Woman, 60, Convicted Of Murdering Cancer-Stricken Husband For His Life Insurance
SANTA ANA (CBS) — A 60-year-old woman was convicted of first-degree murder and conspiracy Wednesday for murdering her husband for his life insurance policy and retirement funds.
Jurors, who deliberated about four hours before returning its verdicts in the retrial of Sandra Jessee, also found true a special-circumstance allegation that the killing was carried out for financial gain.
Jessee's husband, her third, was cancer-stricken at the time of the murder.
Deputy District Attorney Mike Murray told the panel that Jessee was a ruthless gold digger, while the defendant's attorney said she was a devoted wife who cared for 56-year-old Jack Jessee until the day an intruder stabbed him to death in the couple's home.
"When I heard it, I cried inside," the victim's sister, Beverly Crane, said of the verdicts. "My heart felt like it was flipping over. Even though I expected a guilty verdict, you just never know."
Crane said her sister-in-law was oddly pleasant to her the night of her husband's death. She called, as she usually did every other day or so, and sweetly asked if Crane wanted to talk to her brother.
"She sounded so happy and bright, and usually she would sound so angry" during the calls, Crane said.
Crane recalled that she offered to bring over a pot roast -- a favorite dish of her brother's -- but he declined, saying his wife was going to get him some Chicken McNuggets.
Prosecutors say Sandra Jessee went out that night to fabricate an alibi while the hit man killed her husband.
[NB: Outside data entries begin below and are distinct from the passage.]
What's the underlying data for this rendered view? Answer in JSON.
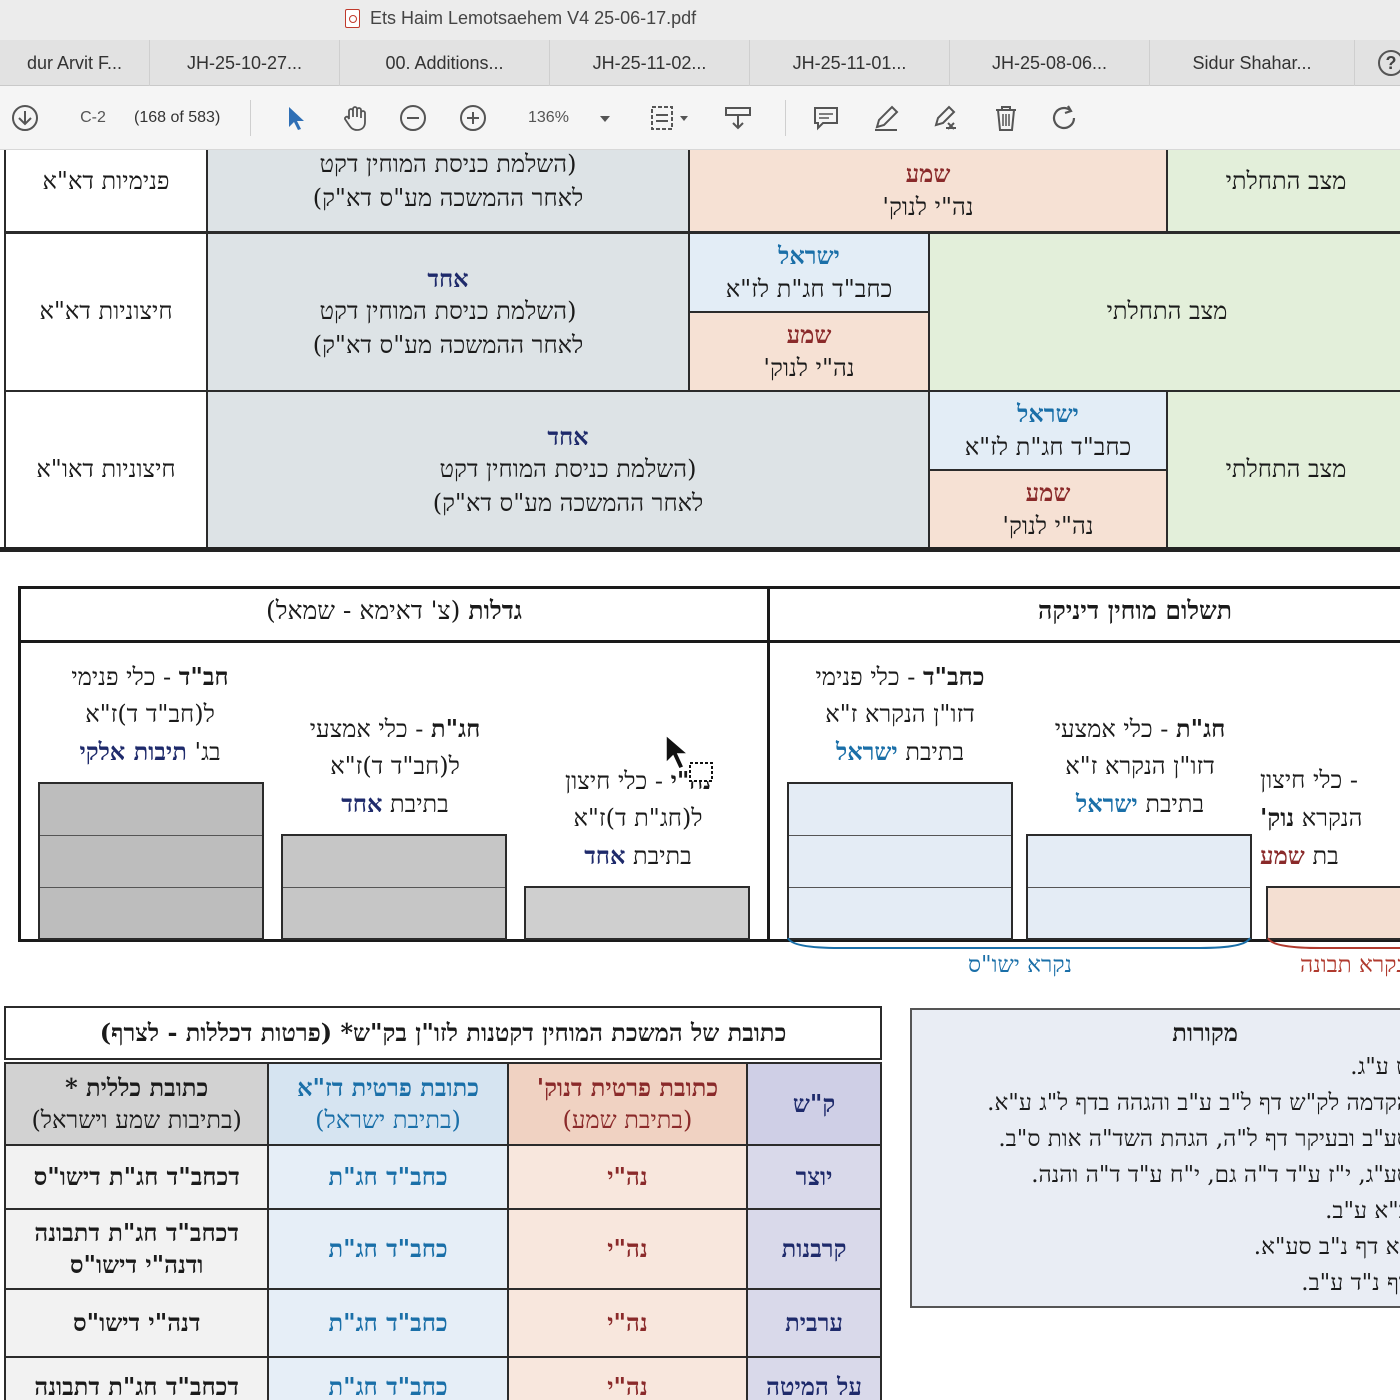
{
  "window": {
    "title": "Ets Haim Lemotsaehem V4 25-06-17.pdf"
  },
  "tabs": [
    {
      "label": "dur Arvit F..."
    },
    {
      "label": "JH-25-10-27..."
    },
    {
      "label": "00. Additions..."
    },
    {
      "label": "JH-25-11-02..."
    },
    {
      "label": "JH-25-11-01..."
    },
    {
      "label": "JH-25-08-06..."
    },
    {
      "label": "Sidur Shahar..."
    }
  ],
  "help": "?",
  "toolbar": {
    "page_label": "C-2",
    "page_count": "(168 of 583)",
    "zoom": "136%"
  },
  "icons": {
    "download": "download-icon",
    "select": "arrow-pointer-icon",
    "hand": "hand-icon",
    "zoom_out": "zoom-out-icon",
    "zoom_in": "zoom-in-icon",
    "fit": "fit-page-icon",
    "marker": "marker-icon",
    "comment": "comment-icon",
    "pen": "pen-icon",
    "sign": "sign-icon",
    "trash": "trash-icon",
    "undo": "rotate-icon"
  },
  "table1": {
    "row1": {
      "achad_lines": [
        "(השלמת כניסת המוחין דקט",
        "לאחר ההמשכה מע\"ס דא\"ק)"
      ],
      "shema_word": "שמע",
      "shema_sub": "נה\"י לנוק'",
      "state": "מצב התחלתי",
      "left_label": "פנימיות דא\"א"
    },
    "row2": {
      "left_label": "חיצוניות דא\"א",
      "achad_word": "אחד",
      "achad_lines": [
        "(השלמת כניסת המוחין דקט",
        "לאחר ההמשכה מע\"ס דא\"ק)"
      ],
      "israel_word": "ישראל",
      "israel_sub": "כחב\"ד חג\"ת לז\"א",
      "shema_word": "שמע",
      "shema_sub": "נה\"י לנוק'",
      "state": "מצב התחלתי"
    },
    "row3": {
      "left_label": "חיצוניות דאו\"א",
      "achad_word": "אחד",
      "achad_lines": [
        "(השלמת כניסת המוחין דקט",
        "לאחר ההמשכה מע\"ס דא\"ק)"
      ],
      "israel_word": "ישראל",
      "israel_sub": "כחב\"ד חג\"ת לז\"א",
      "shema_word": "שמע",
      "shema_sub": "נה\"י לנוק'",
      "state": "מצב התחלתי"
    }
  },
  "gadlut": {
    "title_bold": "גדלות",
    "title_rest": " (צ' דאימא - שמאל)",
    "col_a": {
      "bold": "חב\"ד",
      "rest": " - כלי פנימי",
      "l2": "ל(חב\"ד ד)ז\"א",
      "l3_pre": "בג' ",
      "l3_hl": "תיבות אלקי"
    },
    "col_b": {
      "bold": "חג\"ת",
      "rest": " - כלי אמצעי",
      "l2": "ל(חב\"ד ד)ז\"א",
      "l3_pre": "בתיבת ",
      "l3_hl": "אחד"
    },
    "col_c": {
      "bold": "נה\"י",
      "rest": " - כלי חיצון",
      "l2": "ל(חג\"ת ד)ז\"א",
      "l3_pre": "בתיבת ",
      "l3_hl": "אחד"
    }
  },
  "yenika": {
    "title": "תשלום מוחין דיניקה",
    "col_a": {
      "bold": "כחב\"ד",
      "rest": " - כלי פנימי",
      "l2": "דזו\"ן הנקרא ז\"א",
      "l3_pre": "בתיבת ",
      "l3_hl": "ישראל"
    },
    "col_b": {
      "bold": "חג\"ת",
      "rest": " - כלי אמצעי",
      "l2": "דזו\"ן הנקרא ז\"א",
      "l3_pre": "בתיבת ",
      "l3_hl": "ישראל"
    },
    "col_c": {
      "rest": "- כלי חיצון",
      "l2_pre": "הנקרא ",
      "l2_hl": "נוק'",
      "l3_pre": "בת ",
      "l3_hl": "שמע"
    },
    "bracket_blue": "נקרא ישו\"ס",
    "bracket_red": "נקרא תבונה"
  },
  "table2": {
    "header": "כתובת של המשכת המוחין דקטנות לזו\"ן בק\"ש* (פרטות דכללות - לצרף)",
    "cols": [
      {
        "l1": "ק\"ש",
        "l2": ""
      },
      {
        "l1": "כתובת פרטית דנוק'",
        "l2": "(בתיבת שמע)"
      },
      {
        "l1": "כתובת פרטית דז\"א",
        "l2": "(בתיבת ישראל)"
      },
      {
        "l1": "כתובת כללית *",
        "l2": "(בתיבות שמע וישראל)"
      }
    ],
    "rows": [
      {
        "name": "יוצר",
        "nuk": "נה\"י",
        "za": "כחב\"ד חג\"ת",
        "klali": "דכחב\"ד חג\"ת דישו\"ס"
      },
      {
        "name": "קרבנות",
        "nuk": "נה\"י",
        "za": "כחב\"ד חג\"ת",
        "klali": "דכחב\"ד חג\"ת דתבונה ודנה\"י דישו\"ס"
      },
      {
        "name": "ערבית",
        "nuk": "נה\"י",
        "za": "כחב\"ד חג\"ת",
        "klali": "דנה\"י דישו\"ס"
      },
      {
        "name": "על המיטה",
        "nuk": "נה\"י",
        "za": "כחב\"ד חג\"ת",
        "klali": "דכחב\"ד חג\"ת דתבונה"
      }
    ]
  },
  "sources": {
    "title": "מקורות",
    "lines": [
      "ט ע\"ג.",
      "הקדמה לק\"ש דף ל\"ב ע\"ב והגהה בדף ל\"ג ע\"א.",
      "סע\"ב ובעיקר דף ל\"ה, הגהת השד\"ה אות ס\"ב.",
      "סע\"ג, י\"ז ע\"ד ד\"ה גם, י\"ח ע\"ד ד\"ה והנה.",
      "כ\"א ע\"ב.",
      "\"א דף נ\"ב סע\"א.",
      "דף נ\"ד ע\"ב."
    ]
  }
}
"I gave her the benefit of the doubt for two days, until I learned about all the things she did" following the murder, Crane said.
Jessee didn't act like a bereaved widow in the days following her husband's murder, said jury foreman James Kline, noting that the defendant went shopping at a Mervyn's department store and paid the gardener.
Jessee testified in the retrial, but did not appear to help herself, jurors agreed.
"I just didn't think she was believable," said juror Cheryl Nagel, adding that the defendant appeared mostly emotionless throughout the four-week trial, even refusing to look at her husband's photo as it was displayed for jurors.
"She never seemed sorry," Nagel said.
Murray said Jessee's testimony damaged her defense.
"She was so obviously lying on the witness stand. It was the best thing that could have happened to our case," the prosecutor said.
Jessee, who faces life in prison without the possibility of parole, is scheduled to be sentenced March 2.
Murray told jurors that the conspiracy to kill the victim began with his wife, who worried that her husband's colon cancer treatments would eat away at their nest egg. He had a 401(k) retirement account worth $262,582 and a life insurance policy worth $411,858, the prosecutor said.
Jessee asked her son to find someone to kill his stepfather for $50,000.
The plan was for Jessee to go out shopping, leaving her husband alone in the house, which she did on the afternoon of Aug. 13, 1998, Murray said. She also left a door from the garage to the home unlocked so the killer could get in.